Budi Pekerti dan Realita Pahit Cancel Culture

(Jakarta) Pada 16 November 2023, Bagian Dukungan Penyuluhan Komnas HAM yang diwakilkan oleh Rebeca Amelia Susanto, Rr Niken Sitoresmi dan Feri Lubis menghadiri undangan nonton bareng film Budi Pekerti yang diadakan oleh Siberkreasi dan Kementerian Pendidikan, Kebudayaan, Riset dan Teknologi (Kemdikbudristek) yang diselenggarakan di bioskop CGV Mall FX, Jakarta.

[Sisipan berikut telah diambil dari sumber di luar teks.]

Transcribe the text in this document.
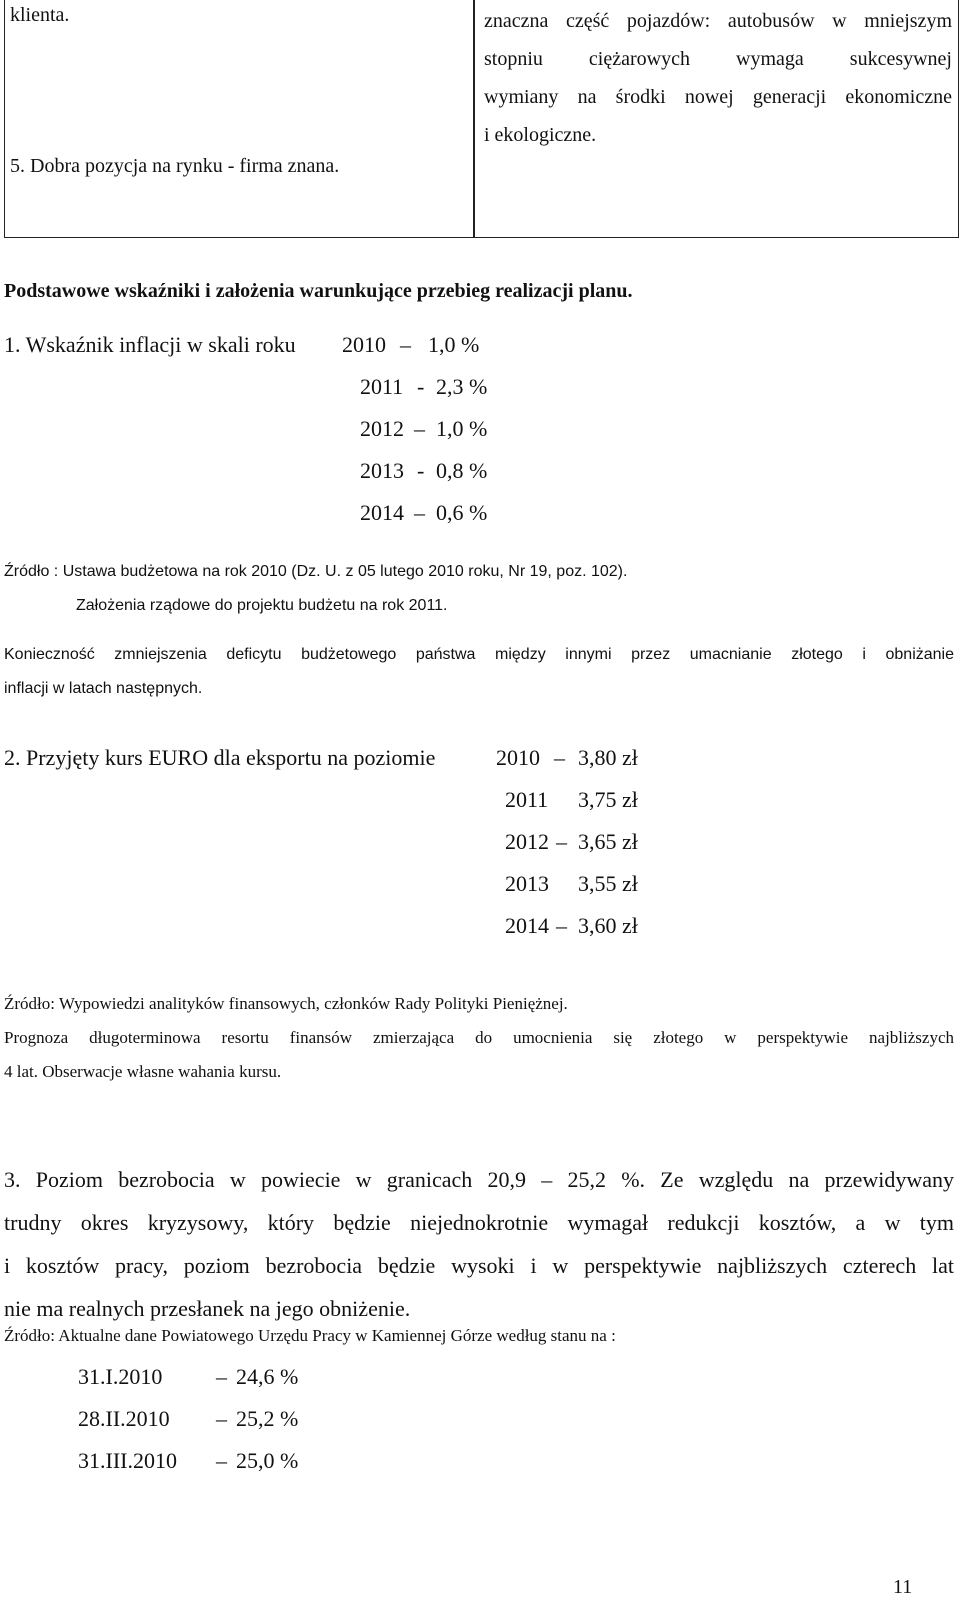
klienta.
5. Dobra pozycja na rynku - firma znana.
znaczna część pojazdów: autobusów w mniejszym
stopniu ciężarowych wymaga sukcesywnej
wymiany na środki nowej generacji ekonomiczne
i ekologiczne.
Podstawowe wskaźniki i założenia warunkujące przebieg realizacji planu.
1. Wskaźnik inflacji w skali roku 2010 – 1,0 %
2011 - 2,3 %
2012 – 1,0 %
2013 - 0,8 %
2014 – 0,6 %
Źródło : Ustawa budżetowa na rok 2010 (Dz. U. z 05 lutego 2010 roku, Nr 19, poz. 102).
Założenia rządowe do projektu budżetu na rok 2011.
Konieczność zmniejszenia deficytu budżetowego państwa między innymi przez umacnianie złotego i obniżanie
inflacji w latach następnych.
2. Przyjęty kurs EURO dla eksportu na poziomie	2010 – 3,80 zł
2011 3,75 zł
2012 – 3,65 zł
2013 3,55 zł
2014 – 3,60 zł
Źródło: Wypowiedzi analityków finansowych, członków Rady Polityki Pieniężnej.
Prognoza długoterminowa resortu finansów zmierzająca do umocnienia się złotego w perspektywie najbliższych
4 lat. Obserwacje własne wahania kursu.
3. Poziom bezrobocia w powiecie w granicach 20,9 – 25,2 %. Ze względu na przewidywany
trudny okres kryzysowy, który będzie niejednokrotnie wymagał redukcji kosztów, a w tym
i kosztów pracy, poziom bezrobocia będzie wysoki i w perspektywie najbliższych czterech lat
nie ma realnych przesłanek na jego obniżenie.
Źródło: Aktualne dane Powiatowego Urzędu Pracy w Kamiennej Górze według stanu na :
31.I.2010 – 24,6 %
28.II.2010 – 25,2 %
31.III.2010 – 25,0 %
11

Kehadiran Komnas HAM dalam acara ini dirasa penting karena selain mendukung dunia perfilman Indonesia namun juga karena film yang mendapat 17 nominasi Festival Film Indonesia (FFI) ini sarat dengan isu Hak Asasi Manusia (HAM) terutama dalam dunia online yang sangat relevan dengan kondisi masyarakat saat ini. Film ini disutradarai oleh Wregas Bhanuteja yang sebelumnya telah sukses dengan Film Penyalin Cahaya dan juga menjadi narasumber Diskusi Tanggap Rasa “Kisah Manusia dalam Film Indonesia” pada tahun 2020.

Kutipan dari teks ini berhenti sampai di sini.